Last Sunday afternoon, I was getting physically and mentally prepared to hear it again, performed this time by the Czech Philharmonic as a celebration of the 100th anniversary of Czech independence from the Austrian Empire, in Carnegie Hall’s Stern Auditorium. At least this was a more joyful occasion that the other two events it has been noticeably performed at, namely after JFK’s assassination and for the 10th anniversary of September 11.
The program notes gave the duration at approximately 80 minutes, but in the end we did not leave the hall well after the estimated time, feeling predictably shaken and stirred,but also inexplicably hopeful, especially considering the relentlessly turbulent times we live in. The fact that the orchestra’s new music director Semyon Bychkov had observed the original 5-minute pause might have had something to do with it, but on the other hand, who cares?
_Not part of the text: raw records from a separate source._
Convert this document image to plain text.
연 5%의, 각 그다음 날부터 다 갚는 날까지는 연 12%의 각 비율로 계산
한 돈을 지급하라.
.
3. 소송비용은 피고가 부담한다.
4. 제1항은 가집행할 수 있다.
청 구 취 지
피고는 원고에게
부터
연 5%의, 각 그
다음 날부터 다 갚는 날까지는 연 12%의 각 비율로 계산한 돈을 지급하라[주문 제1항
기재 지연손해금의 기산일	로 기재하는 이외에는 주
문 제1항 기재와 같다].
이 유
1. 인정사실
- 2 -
We were just grateful for the opportunity to lose ourselves in Mahler’s magnificent world in such qualified company.
Although they’re more known for the bohemian flair, the Czech Philharmonic’s musicians had apparently decided to show the rest of us what they were made of when it comes to Mahler, and I think it is fair to say that they succeeded beyond our—maybe their—wildest dreams when, somehow, all the stars aligned for a performance that was supremely confident, organically flowing, without any discernable flaws or quirks.
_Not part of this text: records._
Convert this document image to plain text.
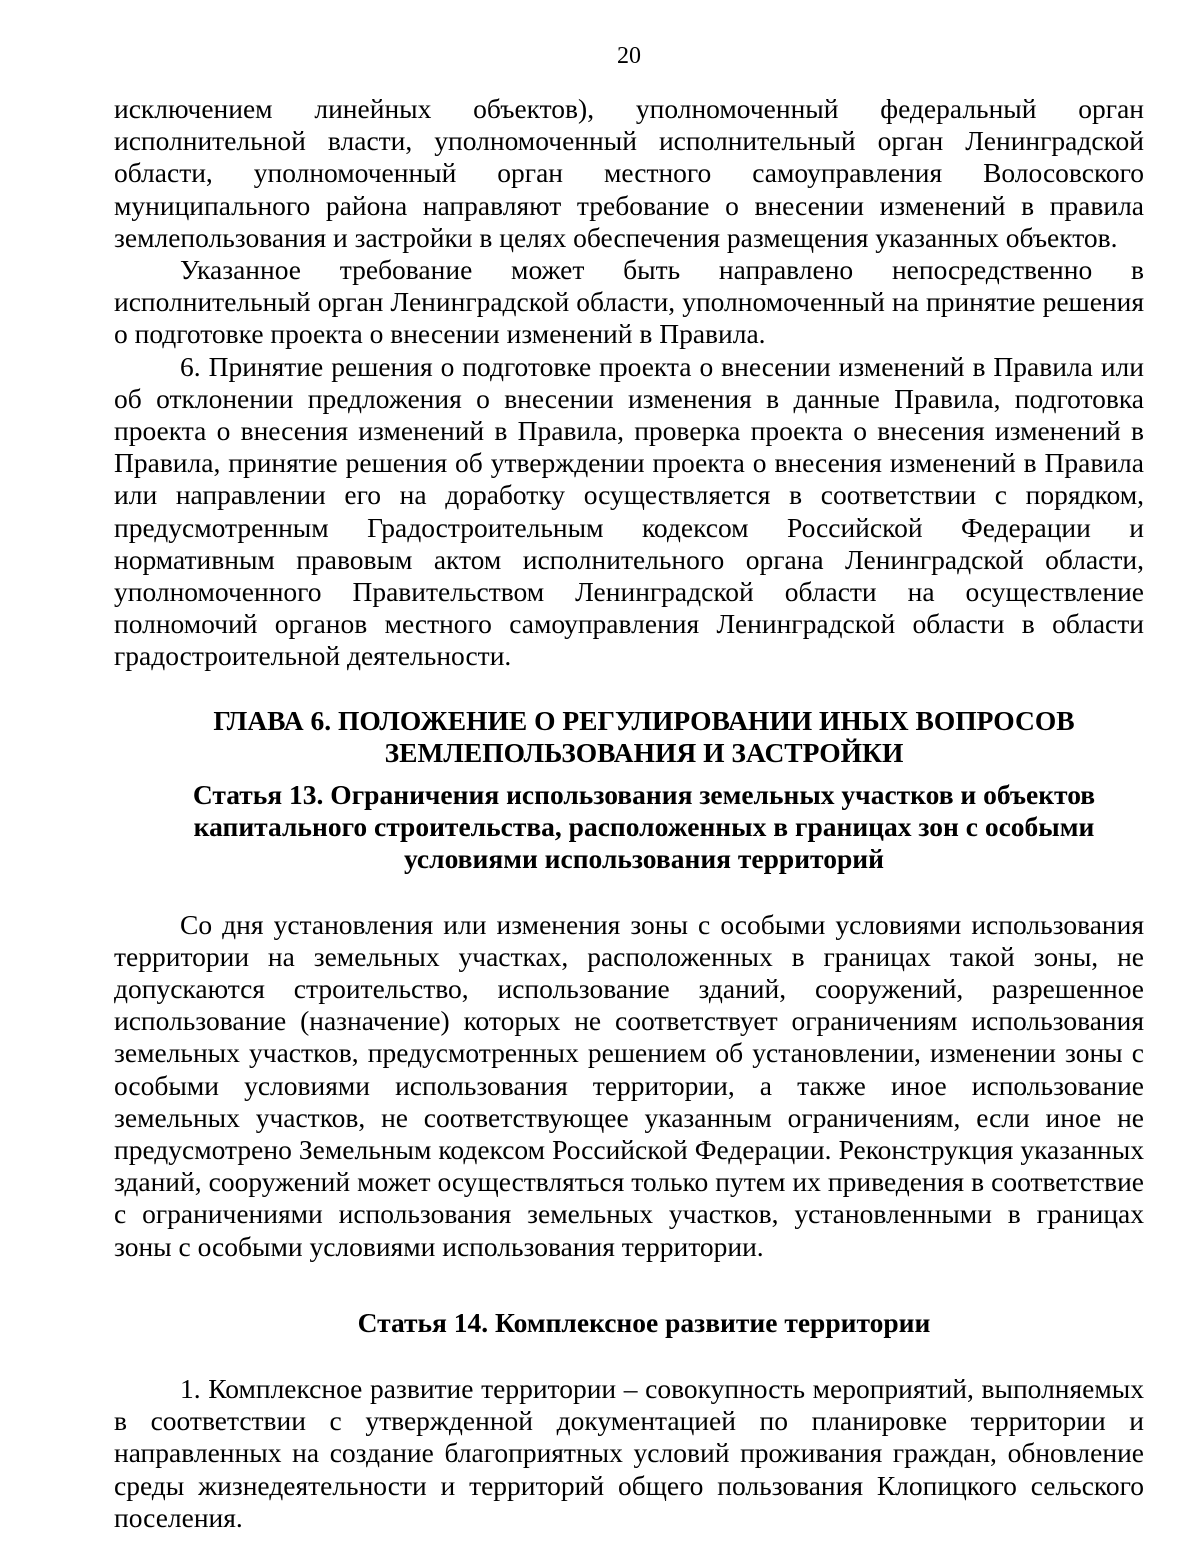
20

исключением линейных объектов), уполномоченный федеральный орган исполнительной власти, уполномоченный исполнительный орган Ленинградской области, уполномоченный орган местного самоуправления Волосовского муниципального района направляют требование о внесении изменений в правила землепользования и застройки в целях обеспечения размещения указанных объектов.

Указанное требование может быть направлено непосредственно в исполнительный орган Ленинградской области, уполномоченный на принятие решения о подготовке проекта о внесении изменений в Правила.

6. Принятие решения о подготовке проекта о внесении изменений в Правила или об отклонении предложения о внесении изменения в данные Правила, подготовка проекта о внесения изменений в Правила, проверка проекта о внесения изменений в Правила, принятие решения об утверждении проекта о внесения изменений в Правила или направлении его на доработку осуществляется в соответствии с порядком, предусмотренным Градостроительным кодексом Российской Федерации и нормативным правовым актом исполнительного органа Ленинградской области, уполномоченного Правительством Ленинградской области на осуществление полномочий органов местного самоуправления Ленинградской области в области градостроительной деятельности.

ГЛАВА 6. ПОЛОЖЕНИЕ О РЕГУЛИРОВАНИИ ИНЫХ ВОПРОСОВ
ЗЕМЛЕПОЛЬЗОВАНИЯ И ЗАСТРОЙКИ
Статья 13. Ограничения использования земельных участков и объектов
капитального строительства, расположенных в границах зон с особыми
условиями использования территорий

Со дня установления или изменения зоны с особыми условиями использования территории на земельных участках, расположенных в границах такой зоны, не допускаются строительство, использование зданий, сооружений, разрешенное использование (назначение) которых не соответствует ограничениям использования земельных участков, предусмотренных решением об установлении, изменении зоны с особыми условиями использования территории, а также иное использование земельных участков, не соответствующее указанным ограничениям, если иное не предусмотрено Земельным кодексом Российской Федерации. Реконструкция указанных зданий, сооружений может осуществляться только путем их приведения в соответствие с ограничениями использования земельных участков, установленными в границах зоны с особыми условиями использования территории.

Статья 14. Комплексное развитие территории

1. Комплексное развитие территории – совокупность мероприятий, выполняемых в соответствии с утвержденной документацией по планировке территории и направленных на создание благоприятных условий проживания граждан, обновление среды жизнедеятельности и территорий общего пользования Клопицкого сельского поселения.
They did not achieve this remarkable feat alone though, as they were reliably accompanied by “a distant orchestra” (fernorchester), the Prague Philharmonic Choir, and two soloists. Sometimes more is more.
From the ominous opening funeral march to the blazing choir-driven finale, the big moments resounded without ostentatiousness, and the lighter passages made themselves heard naturally as well, like the beautifully ethereal “Urlicht” (Primal Light) that mezzo-soprano Elisabeth Kulman took to heavenly heights.Not a bad way to spend a gray, cold and generally depressing October afternoon.